"Buyers and sellers are negotiating hard but the overwhelming majority of agreed sales are proceeding to completion"
- Jeremy Leaf
The provisional non-seasonally adjusted estimate of the number of UK residential transactions in July 2025 is 101,070: while this number is an increase on the previous month, it also shows year-on-year growth, being 4% higher than July 2024.
Nathan Emerson, CEO of Propertymark, was positive about the figures. He called it 'extremely positive' to see an uplift in people completing their transactions, and noting that it was an indicator of both affordability and consumer confidence. he added: “We have witnessed the UK Government and the devolved administrations make comprehensive promises regarding housebuilding targets, which should boost the economy in the long run and provide greater choice to those who aspire to buy. We also have the Planning and Infrastructure Bill, which will apply to England, working its way through Westminster as the autumn approaches, again aimed at increasing housing supply.”
Tom Bill, head of UK residential research at Knight Frank said the figures showed a property market 'back on its feet' after April's stamp duty 'cliff edge', but was careful to note that, “The recent property tax speculation ahead of November’s Budget could slow that momentum as buyers hold back during a re-run of last year’s game of ‘guess the tax rise’.”
Jeremy Leaf, north London estate agent and a former RICS residential chairman, was also more cautious, noting that the delayed nature of the figures mean that more recent pressures are yet to show in the data: “Interestingly, these resilient transaction numbers reflect what we have been seeing in our offices – buyers and sellers are negotiating hard but the overwhelming majority of agreed sales are proceeding to completion."
"However, the figures, though comprehensive by including mortgaged and cash sales, cover activity from a few months ago, including the Trump tariff turmoil. Now homeowners face different worries – early signs of speculation about tax increases in the Budget is compromising confidence among some. We may see a pause rather than the ‘stop' button pressed at least until the uncertainty lifts a little."
Tomer Aboody, director of specialist lender MT Finance, was less optimistic, noting: “The data points to a flat residential property market and reflects what we are seeing on the ground when it comes to mortgages. Despite the lower interest rate environment, both the residential property market and the economy more generally continue to stagnate under the watch of this Government."
“Since we have possibly seen the final base rate cut of the year, buyers need to get used to the ’new norm’ for mortgage rates for the foreseeable future. Some may choose to wait until next year before taking the plunge in the hope of further rate cuts. With little government assistance to help the market, and stamp duty changes and further taxes seemingly in the pipeline, a slowdown in transactional volumes can be anticipated."

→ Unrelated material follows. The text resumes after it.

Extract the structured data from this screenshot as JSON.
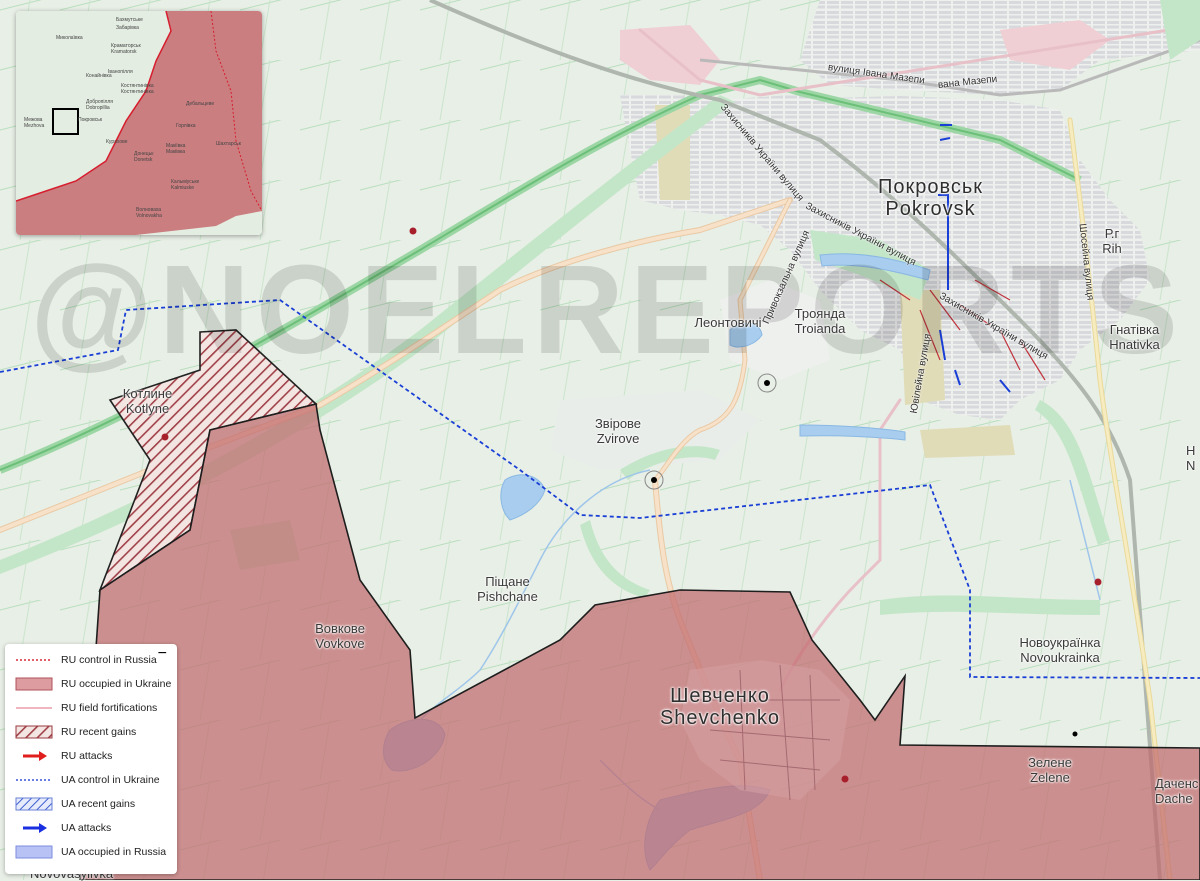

Jason Tebb, President of OnTheMarket, however, said the figures represented resilience. "Once again, these figures suggests that the housing market remains remarkably resilient, despite wider economic and political concerns. Five interest rate reductions in the past year have provided much needed-stimulus to the market, boosting confidence and activity."
"Further rate cuts would be particularly welcome as we head into autumn, encouraging buyers and sellers to transact at a time when there is much speculation surrounding the Budget and what it might contain for the property market. Any government efforts to help make the home-buying journey more accessible and affordable are welcome but any changes must work for the whole market."
Iain McKenzie, CEO of The Guild of Property Professionals, was cautiously optimistic as he predicted: “Looking ahead, we expect this positive momentum to carry into the remainder of the year, albeit tempered by price sensitivity and a softer economic backdrop. Overall, 2025 is shaping up to be a year of steady recovery for the housing market, and today’s figures reinforce that the foundations are firmly in place for continued stability.”